On 1/20/2016 8:26 PM, Travis Griggs wrote:
I wrote a simple set of python3 files for emulating a small set of mongodb 
features on a 32 bit platform. I fired up PyCharm and put together a directory 
that looked like:

minu/
     client.py
     database.py
     collection.py
     test_client.py
     test_database.py
     test_client.py

My imports are simple. For example, client.py has the following at the top:

     from collection import Collection

Basically, client has a Client class, collection has a Collection class, and 
database has a Database class. Not too tough.

As long as I cd into the minu directory, I can fire up a python3 interpreter 
and do things like:

     >>> from client import Client
     >>> c = Client(pathstring='something’)

And everything just works. I can run the test_files as well, which use the same 
sorts of imports.

I'd like to modularize this, so I can use it another project by just dropping 
the minu directory alongside my application's .py files and just have 
everything work. E.g.

     SomeDirectory/
         application.py
         minu/
             …

and application.py does something like:

     from minu.client import Client

When I try this though, and am running python3 from another directory, the 
local imports don't work. I placed an empty init.py in the minu directory. That 
made it so I could import minu. But the others broke. I tried using things like

     from .collection import Collection #added the dot

but then I can't run things in the original directory anymore, like I could 
before. What is the simple/right way to do this?

I have looked around a bit with Dr. Google, but none of the examples really 
clarify this well (at least, for me), feel free to point out the one I missed.

Summary: there are two solutions, one of which I think is better.

Imports of python-coded files are done by searching the directories, usually not packages, on sys.path. Python prepends '' to sys.path, standing for the 'directory that contain the startup file'. In the first case, startup is client.py and '' is 'minu', so other modules in minu can be imported directly. In the second case, startup is application.py and '' is SomeDirectory, so other modules in SomeDirectory can be imported. There is only one other module, minu. The modules within minu must be imported via Minu.

What you want to do is make the two situations identical with respect to minu module imports, so the import code will work the same in the two scenarios.
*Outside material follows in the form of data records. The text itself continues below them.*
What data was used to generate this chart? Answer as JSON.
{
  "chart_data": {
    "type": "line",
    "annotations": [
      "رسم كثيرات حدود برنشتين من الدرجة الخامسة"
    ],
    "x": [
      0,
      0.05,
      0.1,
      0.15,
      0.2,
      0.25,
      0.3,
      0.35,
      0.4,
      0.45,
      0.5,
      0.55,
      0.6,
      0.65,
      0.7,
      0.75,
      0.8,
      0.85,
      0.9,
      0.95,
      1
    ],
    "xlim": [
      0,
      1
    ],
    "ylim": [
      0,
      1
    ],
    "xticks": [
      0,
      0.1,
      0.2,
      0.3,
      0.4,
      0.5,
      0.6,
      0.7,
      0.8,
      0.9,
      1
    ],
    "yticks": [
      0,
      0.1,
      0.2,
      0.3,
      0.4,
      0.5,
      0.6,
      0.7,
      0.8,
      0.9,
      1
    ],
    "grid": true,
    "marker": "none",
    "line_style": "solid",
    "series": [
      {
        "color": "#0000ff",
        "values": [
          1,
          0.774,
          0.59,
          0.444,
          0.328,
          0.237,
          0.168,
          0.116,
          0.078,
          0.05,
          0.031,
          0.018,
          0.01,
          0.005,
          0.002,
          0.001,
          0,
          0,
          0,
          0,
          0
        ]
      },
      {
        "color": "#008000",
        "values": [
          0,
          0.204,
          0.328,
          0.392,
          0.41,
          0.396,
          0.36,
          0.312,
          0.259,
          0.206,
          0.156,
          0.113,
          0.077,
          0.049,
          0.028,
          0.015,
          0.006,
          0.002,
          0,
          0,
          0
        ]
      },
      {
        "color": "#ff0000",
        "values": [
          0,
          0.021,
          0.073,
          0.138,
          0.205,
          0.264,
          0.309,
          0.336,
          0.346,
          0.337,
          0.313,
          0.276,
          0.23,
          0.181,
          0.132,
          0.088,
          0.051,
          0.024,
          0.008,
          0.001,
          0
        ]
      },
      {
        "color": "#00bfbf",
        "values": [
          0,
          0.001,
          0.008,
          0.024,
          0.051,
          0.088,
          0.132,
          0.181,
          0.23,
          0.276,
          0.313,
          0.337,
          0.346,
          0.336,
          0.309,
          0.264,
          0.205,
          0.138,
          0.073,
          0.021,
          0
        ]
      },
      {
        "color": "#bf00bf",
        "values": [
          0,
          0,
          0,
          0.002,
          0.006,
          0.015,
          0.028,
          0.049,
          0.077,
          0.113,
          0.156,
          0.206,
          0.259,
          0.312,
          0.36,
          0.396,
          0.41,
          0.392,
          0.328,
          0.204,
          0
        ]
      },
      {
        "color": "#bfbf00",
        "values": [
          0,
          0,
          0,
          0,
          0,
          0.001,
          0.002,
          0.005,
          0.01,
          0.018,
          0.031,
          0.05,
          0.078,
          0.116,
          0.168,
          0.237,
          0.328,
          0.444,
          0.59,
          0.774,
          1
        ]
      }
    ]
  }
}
1. Make scenario 2 match scenario 1. In application.py, add sys.path.insert(1,path/to/minu). Then import minu modules directly.

2. Make scenario 1 match scenario 2 in the sense of having the directory containing minu be on sys.path. But be clever. Suppose minu lives in directory Projects. In your 3.x Lib/site-packages directory, add file 'Projects.pth' containing path/to/minu (without quotes!). This makes Projects an extension of site-packages, and inserts minu 'virtually' into site-packages, so indirect imports for any user.

The negative is having to do this for every 3.x version you want to use minu with. But new versions only appear every 18-24 months, and copying the file into a new site-packages is not a big deal.

The positive is that you no longer need to drop minu into SomeDirectory but can import its modules into any application module as if minu were in site-packages, and as it would (should) be if you were to distribute minu to others. That means that the application is always using the latest version of minu without re-dropping. This also means that you can import minu and its module into interactive Python or IDLE's shell, without touching sys.path.